Exposure apparatuses are commonly used to transfer images from a reticle onto a semiconductor wafer during semiconductor processing. A typical exposure apparatus includes an apparatus frame, a measurement system, a control system, an illumination source, an optical assembly, a reticle stage assembly, and a wafer stage assembly.
The apparatus frame typically supports the measurement system, the illumination source, the reticle stage, the optical assembly, and the wafer stage above a mounting base. The measurement system monitors the positions of the stages relative to a reference such as the optical assembly. The optical assembly projects and/or focuses the light that passes through the reticle. The reticle stage assembly precisely positions the reticle relative to the optical assembly. Somewhat similarly, the wafer stage assembly precisely positions the wafer relative to the projected image from the reticle.
The size of the images and the features within the images transferred onto the wafer from the reticle are extremely small. Accordingly, the precise positioning of the wafer and the reticle relative to the optical assembly is critical to the manufacture of high density, semiconductor wafers.

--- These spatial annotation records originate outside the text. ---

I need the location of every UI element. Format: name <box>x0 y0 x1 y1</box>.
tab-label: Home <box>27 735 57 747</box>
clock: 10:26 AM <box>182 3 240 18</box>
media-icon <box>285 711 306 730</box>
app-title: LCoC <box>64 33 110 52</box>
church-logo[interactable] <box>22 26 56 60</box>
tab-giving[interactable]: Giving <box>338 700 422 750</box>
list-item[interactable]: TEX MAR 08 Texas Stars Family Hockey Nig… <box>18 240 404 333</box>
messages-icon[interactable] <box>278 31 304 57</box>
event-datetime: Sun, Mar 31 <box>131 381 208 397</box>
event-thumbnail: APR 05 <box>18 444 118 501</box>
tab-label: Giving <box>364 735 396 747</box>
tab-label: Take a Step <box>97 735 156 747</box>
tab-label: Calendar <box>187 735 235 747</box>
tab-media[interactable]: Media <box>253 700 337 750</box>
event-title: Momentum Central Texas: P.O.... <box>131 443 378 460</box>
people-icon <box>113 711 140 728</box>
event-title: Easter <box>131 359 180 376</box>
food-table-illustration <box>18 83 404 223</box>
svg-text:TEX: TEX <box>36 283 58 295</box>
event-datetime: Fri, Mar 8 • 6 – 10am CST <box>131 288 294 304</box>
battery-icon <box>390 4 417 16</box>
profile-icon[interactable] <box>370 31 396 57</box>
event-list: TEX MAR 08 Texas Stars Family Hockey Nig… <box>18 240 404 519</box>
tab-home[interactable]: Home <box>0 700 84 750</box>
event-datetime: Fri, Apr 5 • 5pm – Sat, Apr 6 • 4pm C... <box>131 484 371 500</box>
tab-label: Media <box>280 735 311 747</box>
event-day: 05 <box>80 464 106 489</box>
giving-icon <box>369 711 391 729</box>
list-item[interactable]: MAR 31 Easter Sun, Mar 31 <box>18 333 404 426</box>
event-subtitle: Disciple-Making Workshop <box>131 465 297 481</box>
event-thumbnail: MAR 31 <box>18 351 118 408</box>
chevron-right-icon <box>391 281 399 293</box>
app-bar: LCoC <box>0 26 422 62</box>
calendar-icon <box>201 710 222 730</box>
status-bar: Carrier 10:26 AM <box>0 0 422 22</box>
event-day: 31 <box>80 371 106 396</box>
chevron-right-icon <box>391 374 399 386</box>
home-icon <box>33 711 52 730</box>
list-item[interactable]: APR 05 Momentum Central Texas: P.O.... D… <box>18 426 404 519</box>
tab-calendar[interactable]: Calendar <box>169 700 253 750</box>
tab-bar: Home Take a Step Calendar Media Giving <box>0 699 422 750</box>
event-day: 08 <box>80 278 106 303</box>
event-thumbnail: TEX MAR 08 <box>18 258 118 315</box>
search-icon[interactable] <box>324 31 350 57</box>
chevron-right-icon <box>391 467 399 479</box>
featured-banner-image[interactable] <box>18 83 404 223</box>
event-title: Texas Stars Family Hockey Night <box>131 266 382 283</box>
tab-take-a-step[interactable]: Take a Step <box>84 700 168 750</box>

Unfortunately, mechanical vibrations and deformations in the apparatus frame of the exposure apparatus can influence the accuracy of the exposure apparatus. For example, one or more movers utilized in the stage assemblies generate reaction forces that vibrate and deform the apparatus frame of the exposure apparatus. Further, the mounting base can transfer vibration to the apparatus frame.
The vibrations and deformations in the apparatus frame can move the stages and the optical assembly out of precise relative alignment. Further, the vibrations and deformations in the apparatus frame can cause the measurement system to improperly measure the relative positions of the stages. Additionally, vibration of the optical assembly can cause deformations of the optical elements within the optical assembly and degrade the optical imaging quality. As a result thereof, the accuracy of the exposure apparatus and the quality of the integrated circuits formed on the wafer can be compromised.
One attempt to solve this problem involves the use of one or more air mounts to secure the apparatus frame to the ground. The air mounts reduce the effect of vibration of the ground causing vibration to the apparatus frame. Similarly, one or more air mounts can be used to secure the components of the exposure apparatus to the apparatus frame. Unfortunately, existing air mounts have a relatively high lateral stiffness. Moreover, existing air mounts have a relatively large foot print and require a significant amount of space.
In light of the above, there is a need for an exposure apparatus with an improved isolation system. Additionally, there is a need for a vibration isolator having relatively high lateral flexibility. Moreover, there is a need for a vibration isolator having a relatively small footprint. Further, there is a need for an exposure apparatus capable of manufacturing precision devices, such as high density, semiconductor wafers.